Seit den politischen und sozialen Kämpfen des 19. und 20. Jahrhunderts wird die Nation mit den Bürger- und Menschenrechten in eins setzt, sie hat die Verfassung zur Voraussetzung. So bleibt, „dass die Nation keine bloße Ethnie ist, eine besondere unter speziellen Naturbedingungen oder unter spezifischen sozialen Umständen handelnde Volksgruppe, mehr oder weniger von den Ereignissen des Weltverkehrs betroffen. Sie ist vielmehr das Ergebnis politischer Konstituierung unter Voraussetzung der Teilnahme am Weltmarkt.
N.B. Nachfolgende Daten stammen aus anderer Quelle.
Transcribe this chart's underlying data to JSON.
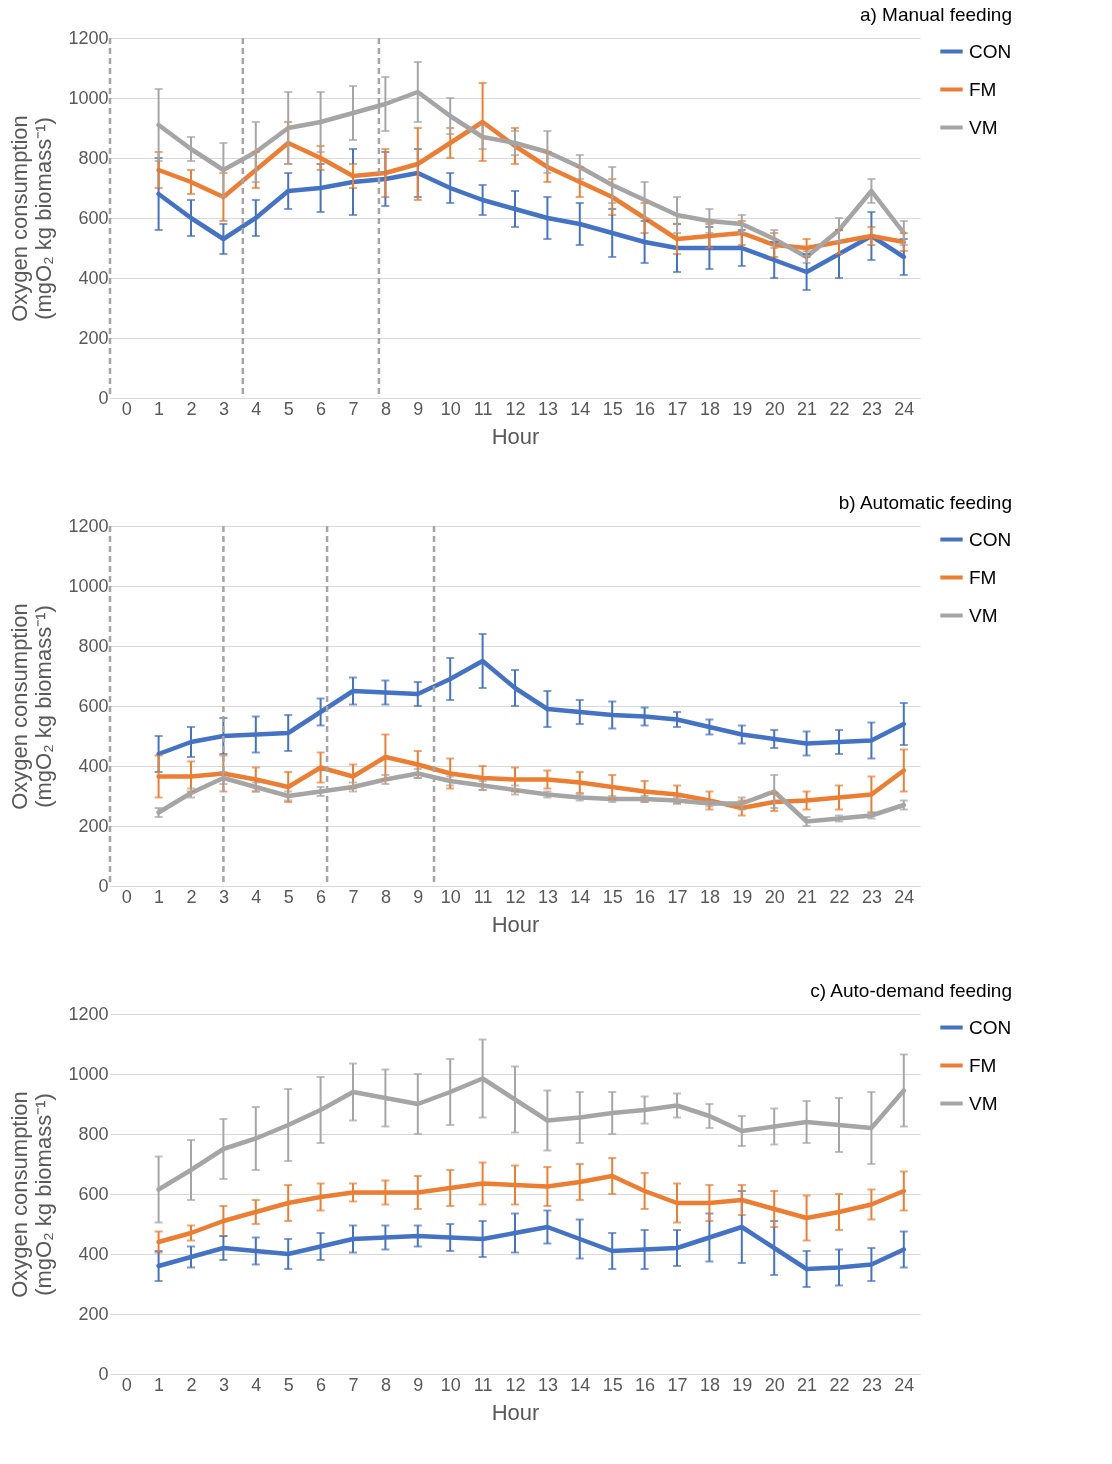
{
  "chart_data": [
    {
      "type": "line",
      "title": "a) Manual feeding",
      "xlabel": "Hour",
      "ylabel": "Oxygen consumption (mgO₂ kg biomass⁻¹)",
      "x": [
        1,
        2,
        3,
        4,
        5,
        6,
        7,
        8,
        9,
        10,
        11,
        12,
        13,
        14,
        15,
        16,
        17,
        18,
        19,
        20,
        21,
        22,
        23,
        24
      ],
      "xlim": [
        -0.5,
        24.5
      ],
      "xticks": [
        0,
        1,
        2,
        3,
        4,
        5,
        6,
        7,
        8,
        9,
        10,
        11,
        12,
        13,
        14,
        15,
        16,
        17,
        18,
        19,
        20,
        21,
        22,
        23,
        24
      ],
      "ylim": [
        0,
        1200
      ],
      "yticks": [
        0,
        200,
        400,
        600,
        800,
        1000,
        1200
      ],
      "grid": "y",
      "legend": "right",
      "ref_lines": [
        {
          "axis": "x",
          "value": -0.5,
          "line_style": "dashed",
          "color": "#a5a5a5"
        },
        {
          "axis": "x",
          "value": 3.6,
          "line_style": "dashed",
          "color": "#a5a5a5"
        },
        {
          "axis": "x",
          "value": 7.8,
          "line_style": "dashed",
          "color": "#a5a5a5"
        }
      ],
      "series": [
        {
          "name": "CON",
          "color": "#4472c4",
          "values": [
            680,
            600,
            530,
            600,
            690,
            700,
            720,
            730,
            750,
            700,
            660,
            630,
            600,
            580,
            550,
            520,
            500,
            500,
            500,
            460,
            420,
            480,
            540,
            470
          ],
          "errors": [
            120,
            60,
            50,
            60,
            60,
            80,
            110,
            90,
            80,
            50,
            50,
            60,
            70,
            70,
            80,
            70,
            80,
            70,
            60,
            60,
            60,
            80,
            80,
            60
          ]
        },
        {
          "name": "FM",
          "color": "#ed7d31",
          "values": [
            760,
            720,
            670,
            760,
            850,
            800,
            740,
            750,
            780,
            850,
            920,
            840,
            770,
            720,
            670,
            600,
            530,
            540,
            550,
            510,
            500,
            520,
            540,
            520
          ],
          "errors": [
            60,
            40,
            80,
            60,
            70,
            40,
            40,
            80,
            120,
            50,
            130,
            60,
            50,
            50,
            60,
            50,
            50,
            40,
            40,
            40,
            30,
            40,
            30,
            30
          ]
        },
        {
          "name": "VM",
          "color": "#a5a5a5",
          "values": [
            910,
            830,
            760,
            820,
            900,
            920,
            950,
            980,
            1020,
            940,
            870,
            850,
            820,
            770,
            710,
            660,
            610,
            590,
            580,
            530,
            470,
            560,
            690,
            550
          ],
          "errors": [
            120,
            40,
            90,
            100,
            120,
            100,
            90,
            90,
            100,
            60,
            40,
            40,
            70,
            40,
            60,
            60,
            60,
            40,
            30,
            30,
            20,
            40,
            40,
            40
          ]
        }
      ]
    },
    {
      "type": "line",
      "title": "b) Automatic feeding",
      "xlabel": "Hour",
      "ylabel": "Oxygen consumption (mgO₂ kg biomass⁻¹)",
      "x": [
        1,
        2,
        3,
        4,
        5,
        6,
        7,
        8,
        9,
        10,
        11,
        12,
        13,
        14,
        15,
        16,
        17,
        18,
        19,
        20,
        21,
        22,
        23,
        24
      ],
      "xlim": [
        -0.5,
        24.5
      ],
      "xticks": [
        0,
        1,
        2,
        3,
        4,
        5,
        6,
        7,
        8,
        9,
        10,
        11,
        12,
        13,
        14,
        15,
        16,
        17,
        18,
        19,
        20,
        21,
        22,
        23,
        24
      ],
      "ylim": [
        0,
        1200
      ],
      "yticks": [
        0,
        200,
        400,
        600,
        800,
        1000,
        1200
      ],
      "grid": "y",
      "legend": "right",
      "ref_lines": [
        {
          "axis": "x",
          "value": -0.5,
          "line_style": "dashed",
          "color": "#a5a5a5"
        },
        {
          "axis": "x",
          "value": 3.0,
          "line_style": "dashed",
          "color": "#a5a5a5"
        },
        {
          "axis": "x",
          "value": 6.2,
          "line_style": "dashed",
          "color": "#a5a5a5"
        },
        {
          "axis": "x",
          "value": 9.5,
          "line_style": "dashed",
          "color": "#a5a5a5"
        }
      ],
      "series": [
        {
          "name": "CON",
          "color": "#4472c4",
          "values": [
            440,
            480,
            500,
            505,
            510,
            580,
            650,
            645,
            640,
            690,
            750,
            660,
            590,
            580,
            570,
            565,
            555,
            530,
            505,
            490,
            475,
            480,
            485,
            540
          ],
          "errors": [
            60,
            50,
            60,
            60,
            60,
            45,
            45,
            40,
            40,
            70,
            90,
            60,
            60,
            40,
            45,
            30,
            25,
            25,
            30,
            30,
            40,
            40,
            60,
            70
          ]
        },
        {
          "name": "FM",
          "color": "#ed7d31",
          "values": [
            365,
            365,
            375,
            355,
            330,
            395,
            365,
            430,
            405,
            375,
            360,
            355,
            355,
            345,
            330,
            315,
            305,
            285,
            260,
            280,
            285,
            295,
            305,
            385
          ],
          "errors": [
            70,
            50,
            60,
            40,
            50,
            50,
            40,
            75,
            45,
            50,
            40,
            40,
            30,
            35,
            40,
            35,
            30,
            30,
            25,
            30,
            30,
            40,
            60,
            70
          ]
        },
        {
          "name": "VM",
          "color": "#a5a5a5",
          "values": [
            245,
            310,
            360,
            330,
            300,
            315,
            330,
            355,
            375,
            350,
            335,
            320,
            305,
            295,
            290,
            290,
            285,
            275,
            275,
            315,
            215,
            225,
            235,
            270
          ],
          "errors": [
            15,
            15,
            20,
            15,
            15,
            15,
            15,
            15,
            15,
            15,
            15,
            15,
            10,
            10,
            10,
            10,
            10,
            10,
            20,
            55,
            15,
            10,
            10,
            15
          ]
        }
      ]
    },
    {
      "type": "line",
      "title": "c) Auto-demand feeding",
      "xlabel": "Hour",
      "ylabel": "Oxygen consumption (mgO₂ kg biomass⁻¹)",
      "x": [
        1,
        2,
        3,
        4,
        5,
        6,
        7,
        8,
        9,
        10,
        11,
        12,
        13,
        14,
        15,
        16,
        17,
        18,
        19,
        20,
        21,
        22,
        23,
        24
      ],
      "xlim": [
        -0.5,
        24.5
      ],
      "xticks": [
        0,
        1,
        2,
        3,
        4,
        5,
        6,
        7,
        8,
        9,
        10,
        11,
        12,
        13,
        14,
        15,
        16,
        17,
        18,
        19,
        20,
        21,
        22,
        23,
        24
      ],
      "ylim": [
        0,
        1200
      ],
      "yticks": [
        0,
        200,
        400,
        600,
        800,
        1000,
        1200
      ],
      "grid": "y",
      "legend": "right",
      "series": [
        {
          "name": "CON",
          "color": "#4472c4",
          "values": [
            360,
            390,
            420,
            410,
            400,
            425,
            450,
            455,
            460,
            455,
            450,
            470,
            490,
            450,
            410,
            415,
            420,
            455,
            490,
            420,
            350,
            355,
            365,
            415
          ],
          "errors": [
            50,
            35,
            40,
            45,
            50,
            45,
            45,
            40,
            35,
            45,
            60,
            65,
            55,
            65,
            60,
            65,
            60,
            80,
            120,
            90,
            60,
            60,
            55,
            60
          ]
        },
        {
          "name": "FM",
          "color": "#ed7d31",
          "values": [
            440,
            470,
            510,
            540,
            570,
            590,
            605,
            605,
            605,
            620,
            635,
            630,
            625,
            640,
            660,
            610,
            570,
            570,
            580,
            550,
            520,
            540,
            565,
            610
          ],
          "errors": [
            35,
            25,
            50,
            40,
            60,
            45,
            30,
            40,
            55,
            60,
            70,
            65,
            65,
            60,
            60,
            60,
            65,
            60,
            50,
            60,
            75,
            60,
            50,
            65
          ]
        },
        {
          "name": "VM",
          "color": "#a5a5a5",
          "values": [
            615,
            680,
            750,
            785,
            830,
            880,
            940,
            920,
            900,
            940,
            985,
            915,
            845,
            855,
            870,
            880,
            895,
            860,
            810,
            825,
            840,
            830,
            820,
            945
          ],
          "errors": [
            110,
            100,
            100,
            105,
            120,
            110,
            95,
            95,
            100,
            110,
            130,
            110,
            100,
            85,
            70,
            45,
            40,
            40,
            50,
            60,
            70,
            90,
            120,
            120
          ]
        }
      ]
    }
  ]
}
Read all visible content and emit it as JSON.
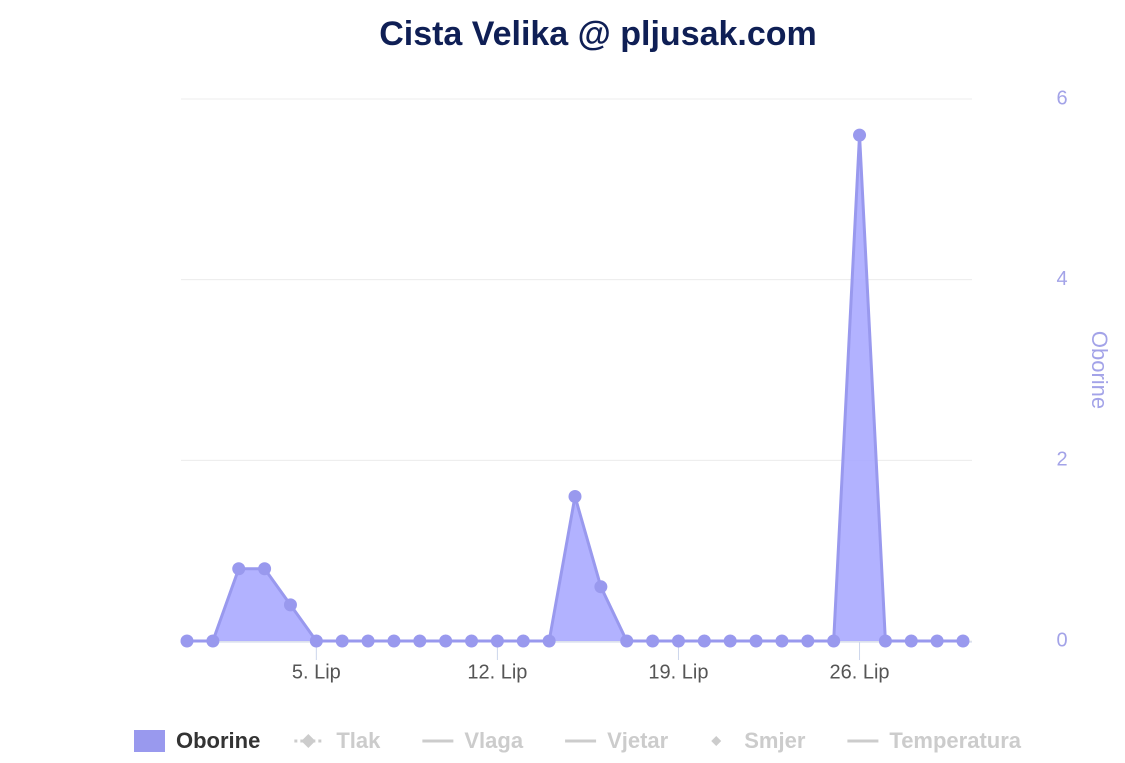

Völker werden Nationen, indem ihre Individuen Staatsbürger werden, indem der Citoyen auftritt, der die Konstitution, die Verfassung, zur ideellen Bedingung seines politischen Verhaltens macht. […] In diesem Sinne ist die Bildung einer Nation stets die ideelle Antizipation einer stände- und klassenfreien Gemeinschaft. Und eben darin besteht die Attraktivität und Macht der Idee der Nation.“
Peter Ruben hat einen Schatz sozialtheoretischer Überlegungen und Konzepte hinterlassen, die für weitere Überlegungen einer progressiven Zukunft Grundlagen liefert. Dafür steht die vierbändige Ausgabe seiner Gesammelten philosophischen Schriften zur Verfügung.